We adjoin things to infinite sets all the time. For example if we have the real numbers we can adjoin a symbol $i$, give it the property that $i^2 = 1$, and then consider the set of all formal symbolic expressions $a + bi$ where $a$ and $b$ are real and the usual rules for multiplying binomials apply. That's one way to construct the complex numbers.

In this case we start with an ordered set $\{0, 1, 2, 3, \dots \}$ and we adjoin a new symbol $\omega$, with the rule that $n < \omega$ for any value of $n = 0, 1, 2, \dots$

This formal construction gives us a well-ordered set (every nonempty subset has a smallest member) but unlike the ordered set of natural numbers, our new augmented set has a largest element.

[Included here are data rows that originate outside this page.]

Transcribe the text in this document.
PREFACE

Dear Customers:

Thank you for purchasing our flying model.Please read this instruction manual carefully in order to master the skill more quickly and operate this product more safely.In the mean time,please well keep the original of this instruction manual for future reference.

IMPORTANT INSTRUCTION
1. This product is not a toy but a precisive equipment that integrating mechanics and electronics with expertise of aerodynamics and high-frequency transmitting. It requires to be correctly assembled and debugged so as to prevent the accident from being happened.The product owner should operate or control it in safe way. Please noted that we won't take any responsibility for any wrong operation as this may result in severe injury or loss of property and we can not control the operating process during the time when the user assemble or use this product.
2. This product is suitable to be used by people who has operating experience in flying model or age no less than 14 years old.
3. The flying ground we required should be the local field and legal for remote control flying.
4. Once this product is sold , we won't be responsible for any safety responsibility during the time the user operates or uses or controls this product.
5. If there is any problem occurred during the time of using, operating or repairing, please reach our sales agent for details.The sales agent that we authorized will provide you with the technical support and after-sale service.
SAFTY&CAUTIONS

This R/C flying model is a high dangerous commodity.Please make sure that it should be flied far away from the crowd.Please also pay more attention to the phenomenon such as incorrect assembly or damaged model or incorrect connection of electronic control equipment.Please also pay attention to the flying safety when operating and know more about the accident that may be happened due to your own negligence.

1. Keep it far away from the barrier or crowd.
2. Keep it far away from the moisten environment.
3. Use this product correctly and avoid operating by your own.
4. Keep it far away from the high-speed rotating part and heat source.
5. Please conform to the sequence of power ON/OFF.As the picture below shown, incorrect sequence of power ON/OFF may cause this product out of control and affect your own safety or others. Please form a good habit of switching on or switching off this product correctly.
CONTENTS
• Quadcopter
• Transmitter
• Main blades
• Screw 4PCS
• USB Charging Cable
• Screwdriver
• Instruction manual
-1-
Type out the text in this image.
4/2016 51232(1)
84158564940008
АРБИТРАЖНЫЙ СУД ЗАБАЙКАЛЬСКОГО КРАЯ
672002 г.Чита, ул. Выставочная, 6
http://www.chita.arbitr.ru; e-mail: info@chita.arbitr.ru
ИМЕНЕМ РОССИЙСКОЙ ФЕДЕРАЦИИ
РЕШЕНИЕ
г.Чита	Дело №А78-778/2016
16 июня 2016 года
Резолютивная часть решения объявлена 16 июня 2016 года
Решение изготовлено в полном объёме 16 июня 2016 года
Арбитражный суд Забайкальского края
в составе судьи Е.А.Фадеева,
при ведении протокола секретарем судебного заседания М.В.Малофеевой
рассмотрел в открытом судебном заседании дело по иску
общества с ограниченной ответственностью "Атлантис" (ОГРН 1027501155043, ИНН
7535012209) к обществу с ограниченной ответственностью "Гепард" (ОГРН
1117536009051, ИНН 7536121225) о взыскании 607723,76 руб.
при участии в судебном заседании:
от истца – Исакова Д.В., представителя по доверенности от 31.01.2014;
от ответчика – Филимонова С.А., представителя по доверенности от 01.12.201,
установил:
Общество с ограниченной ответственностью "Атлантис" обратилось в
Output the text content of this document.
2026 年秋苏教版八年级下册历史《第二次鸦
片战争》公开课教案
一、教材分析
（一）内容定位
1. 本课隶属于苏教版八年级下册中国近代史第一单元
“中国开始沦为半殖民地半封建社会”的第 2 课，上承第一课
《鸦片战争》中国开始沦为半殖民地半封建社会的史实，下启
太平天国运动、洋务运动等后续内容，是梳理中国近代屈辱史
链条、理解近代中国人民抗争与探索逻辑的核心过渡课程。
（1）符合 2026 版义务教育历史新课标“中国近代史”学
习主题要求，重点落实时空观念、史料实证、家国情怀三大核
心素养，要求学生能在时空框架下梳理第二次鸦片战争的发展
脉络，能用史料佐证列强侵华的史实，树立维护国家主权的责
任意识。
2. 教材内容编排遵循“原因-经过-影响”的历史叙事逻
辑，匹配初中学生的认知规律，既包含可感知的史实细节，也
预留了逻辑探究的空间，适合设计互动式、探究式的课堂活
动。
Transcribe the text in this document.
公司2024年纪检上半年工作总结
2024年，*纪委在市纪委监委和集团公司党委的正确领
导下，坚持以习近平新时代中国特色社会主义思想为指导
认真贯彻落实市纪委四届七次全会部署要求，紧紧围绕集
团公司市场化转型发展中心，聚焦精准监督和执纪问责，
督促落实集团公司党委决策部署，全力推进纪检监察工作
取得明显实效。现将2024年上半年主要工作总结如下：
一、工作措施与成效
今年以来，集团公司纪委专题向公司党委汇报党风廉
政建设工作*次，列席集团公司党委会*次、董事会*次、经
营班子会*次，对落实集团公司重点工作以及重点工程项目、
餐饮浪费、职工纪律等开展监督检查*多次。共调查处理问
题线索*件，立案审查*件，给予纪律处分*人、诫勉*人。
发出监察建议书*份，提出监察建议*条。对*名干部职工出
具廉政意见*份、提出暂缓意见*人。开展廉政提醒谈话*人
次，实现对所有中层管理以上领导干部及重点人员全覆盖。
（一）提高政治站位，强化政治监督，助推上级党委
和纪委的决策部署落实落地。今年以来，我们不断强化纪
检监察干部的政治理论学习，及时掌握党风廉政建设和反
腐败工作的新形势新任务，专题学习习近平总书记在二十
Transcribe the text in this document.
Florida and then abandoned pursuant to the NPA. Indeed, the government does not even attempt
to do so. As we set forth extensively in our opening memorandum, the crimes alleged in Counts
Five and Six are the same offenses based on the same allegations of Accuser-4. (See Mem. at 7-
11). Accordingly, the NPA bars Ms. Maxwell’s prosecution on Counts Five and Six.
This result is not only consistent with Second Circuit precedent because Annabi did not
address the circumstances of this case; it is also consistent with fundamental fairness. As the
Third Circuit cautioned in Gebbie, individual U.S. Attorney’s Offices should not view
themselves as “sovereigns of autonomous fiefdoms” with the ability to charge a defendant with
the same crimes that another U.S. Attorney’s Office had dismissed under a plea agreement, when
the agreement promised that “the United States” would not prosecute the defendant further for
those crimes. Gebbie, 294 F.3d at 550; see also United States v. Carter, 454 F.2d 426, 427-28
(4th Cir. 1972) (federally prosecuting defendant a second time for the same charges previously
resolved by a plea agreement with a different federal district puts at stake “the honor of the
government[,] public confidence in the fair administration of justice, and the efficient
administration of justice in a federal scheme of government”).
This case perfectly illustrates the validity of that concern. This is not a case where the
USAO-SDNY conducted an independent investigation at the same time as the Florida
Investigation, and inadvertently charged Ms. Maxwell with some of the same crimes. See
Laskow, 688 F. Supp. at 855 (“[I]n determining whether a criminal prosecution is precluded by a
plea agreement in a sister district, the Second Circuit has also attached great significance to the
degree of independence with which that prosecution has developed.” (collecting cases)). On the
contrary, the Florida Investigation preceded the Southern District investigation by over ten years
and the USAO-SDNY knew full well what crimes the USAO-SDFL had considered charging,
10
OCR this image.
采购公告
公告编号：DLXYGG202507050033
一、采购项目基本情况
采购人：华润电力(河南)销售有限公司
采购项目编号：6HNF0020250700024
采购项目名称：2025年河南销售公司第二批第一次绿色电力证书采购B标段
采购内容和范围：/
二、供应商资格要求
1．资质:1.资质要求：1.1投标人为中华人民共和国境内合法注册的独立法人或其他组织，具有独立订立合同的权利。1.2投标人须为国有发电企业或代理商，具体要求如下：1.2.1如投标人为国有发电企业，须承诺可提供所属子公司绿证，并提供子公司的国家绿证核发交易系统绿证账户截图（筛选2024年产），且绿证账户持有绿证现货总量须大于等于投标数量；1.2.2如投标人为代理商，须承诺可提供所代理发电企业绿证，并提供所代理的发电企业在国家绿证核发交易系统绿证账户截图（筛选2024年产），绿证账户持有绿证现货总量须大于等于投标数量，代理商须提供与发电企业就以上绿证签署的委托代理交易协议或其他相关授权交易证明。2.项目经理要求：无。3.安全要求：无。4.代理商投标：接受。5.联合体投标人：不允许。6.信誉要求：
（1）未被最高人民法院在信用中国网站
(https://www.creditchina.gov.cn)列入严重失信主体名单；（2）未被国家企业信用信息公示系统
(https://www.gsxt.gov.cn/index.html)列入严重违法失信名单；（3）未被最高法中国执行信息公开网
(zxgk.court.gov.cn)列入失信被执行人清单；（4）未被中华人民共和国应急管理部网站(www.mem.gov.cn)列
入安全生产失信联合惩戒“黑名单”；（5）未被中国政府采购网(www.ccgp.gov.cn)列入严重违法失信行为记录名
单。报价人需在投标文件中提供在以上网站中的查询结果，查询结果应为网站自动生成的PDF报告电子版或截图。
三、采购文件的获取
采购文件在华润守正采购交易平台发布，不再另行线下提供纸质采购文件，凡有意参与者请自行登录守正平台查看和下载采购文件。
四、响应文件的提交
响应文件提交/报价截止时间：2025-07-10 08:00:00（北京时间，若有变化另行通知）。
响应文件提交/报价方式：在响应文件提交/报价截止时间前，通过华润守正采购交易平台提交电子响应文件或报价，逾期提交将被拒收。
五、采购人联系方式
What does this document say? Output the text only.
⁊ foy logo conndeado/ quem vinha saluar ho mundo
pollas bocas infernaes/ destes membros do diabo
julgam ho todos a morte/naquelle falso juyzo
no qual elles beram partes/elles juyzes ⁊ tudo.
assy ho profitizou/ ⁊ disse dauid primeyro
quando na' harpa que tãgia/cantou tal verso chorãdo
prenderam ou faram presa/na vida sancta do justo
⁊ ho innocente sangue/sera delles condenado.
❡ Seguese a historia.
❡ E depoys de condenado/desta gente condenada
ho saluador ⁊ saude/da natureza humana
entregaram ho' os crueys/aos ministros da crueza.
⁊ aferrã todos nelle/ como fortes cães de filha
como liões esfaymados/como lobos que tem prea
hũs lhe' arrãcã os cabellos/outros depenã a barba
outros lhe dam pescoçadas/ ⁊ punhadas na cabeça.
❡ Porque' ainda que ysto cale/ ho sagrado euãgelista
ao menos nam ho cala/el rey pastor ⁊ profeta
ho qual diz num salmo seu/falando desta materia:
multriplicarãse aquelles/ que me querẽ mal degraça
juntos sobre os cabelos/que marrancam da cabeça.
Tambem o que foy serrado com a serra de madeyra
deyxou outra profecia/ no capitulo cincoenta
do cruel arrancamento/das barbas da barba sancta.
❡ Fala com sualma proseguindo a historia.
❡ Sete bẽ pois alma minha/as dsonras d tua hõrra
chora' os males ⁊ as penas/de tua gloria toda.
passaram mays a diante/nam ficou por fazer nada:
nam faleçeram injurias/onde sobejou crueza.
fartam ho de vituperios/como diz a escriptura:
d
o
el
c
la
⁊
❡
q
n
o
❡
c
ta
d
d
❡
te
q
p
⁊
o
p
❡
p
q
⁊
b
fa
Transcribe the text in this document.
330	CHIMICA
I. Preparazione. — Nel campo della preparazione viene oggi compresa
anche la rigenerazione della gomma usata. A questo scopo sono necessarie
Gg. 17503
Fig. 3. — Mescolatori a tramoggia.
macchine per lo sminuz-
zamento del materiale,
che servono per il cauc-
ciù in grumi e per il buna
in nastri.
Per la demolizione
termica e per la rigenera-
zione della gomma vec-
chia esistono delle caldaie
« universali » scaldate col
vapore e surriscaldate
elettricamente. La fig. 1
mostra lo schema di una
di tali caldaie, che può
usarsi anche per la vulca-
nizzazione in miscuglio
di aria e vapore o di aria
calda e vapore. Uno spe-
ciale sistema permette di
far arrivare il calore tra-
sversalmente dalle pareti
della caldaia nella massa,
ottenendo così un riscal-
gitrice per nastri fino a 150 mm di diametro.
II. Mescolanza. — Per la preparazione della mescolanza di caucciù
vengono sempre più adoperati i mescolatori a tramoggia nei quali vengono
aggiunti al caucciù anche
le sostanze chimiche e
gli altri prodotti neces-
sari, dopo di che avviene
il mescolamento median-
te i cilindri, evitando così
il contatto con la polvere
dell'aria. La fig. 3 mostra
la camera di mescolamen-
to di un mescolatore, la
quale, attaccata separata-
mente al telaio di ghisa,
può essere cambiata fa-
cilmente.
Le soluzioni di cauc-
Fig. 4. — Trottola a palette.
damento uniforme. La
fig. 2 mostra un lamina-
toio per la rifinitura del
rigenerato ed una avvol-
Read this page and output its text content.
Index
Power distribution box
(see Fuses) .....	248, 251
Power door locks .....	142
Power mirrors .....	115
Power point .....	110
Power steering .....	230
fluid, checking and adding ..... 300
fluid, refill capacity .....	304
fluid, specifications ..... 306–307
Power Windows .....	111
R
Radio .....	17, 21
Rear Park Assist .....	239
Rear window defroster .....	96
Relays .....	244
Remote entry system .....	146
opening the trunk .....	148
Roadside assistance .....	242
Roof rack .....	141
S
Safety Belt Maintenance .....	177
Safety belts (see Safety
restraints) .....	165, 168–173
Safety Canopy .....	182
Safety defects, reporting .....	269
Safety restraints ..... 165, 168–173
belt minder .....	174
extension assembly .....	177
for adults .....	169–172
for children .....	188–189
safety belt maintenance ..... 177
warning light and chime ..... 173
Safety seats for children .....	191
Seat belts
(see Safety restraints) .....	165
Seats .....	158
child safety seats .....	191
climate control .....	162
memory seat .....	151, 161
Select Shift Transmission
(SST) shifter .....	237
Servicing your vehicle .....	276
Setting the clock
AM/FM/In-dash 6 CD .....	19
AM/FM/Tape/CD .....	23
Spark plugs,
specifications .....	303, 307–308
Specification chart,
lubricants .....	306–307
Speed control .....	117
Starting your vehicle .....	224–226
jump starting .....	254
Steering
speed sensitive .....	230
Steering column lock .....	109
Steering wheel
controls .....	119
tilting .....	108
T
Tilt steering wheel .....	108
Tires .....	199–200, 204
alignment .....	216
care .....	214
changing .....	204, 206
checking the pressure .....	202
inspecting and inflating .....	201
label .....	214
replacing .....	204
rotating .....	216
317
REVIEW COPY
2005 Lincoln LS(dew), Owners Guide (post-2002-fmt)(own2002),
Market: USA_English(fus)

Here's another representation of the same idea. Start with the usual order on the natural numbers 1 < 2 < 3 < 4 < ... and make a new rule that n < 0 for all n = 1, 2, 3, ...

Now we still have the same underlying set of natural numbers $\{0, 1, 2, 3, \dots \}$ but with a new order: 1 < 2 < 3 < ... < 0.

In fact this is exactly the same order type as $\omega + 1$. It's the order type of the usual natural numbers with something stuck at the end. We haven't changed the set at all, it's still got all the same elements; but they're in a different order.

It might have been better if I'd just started with this example. Reorder <0, 1, 2, 3, ...> as <1, 2, 3, ..., 0> where the angle brackets indicate that these are ordered sets and not just sets. As sets they are the same, because they have the same elements. But the order is different; and in the second case, we have an infinite, well-ordered set that has a largest element.

Last edited by Maschke; March 11th, 2019 at 04:16 PM.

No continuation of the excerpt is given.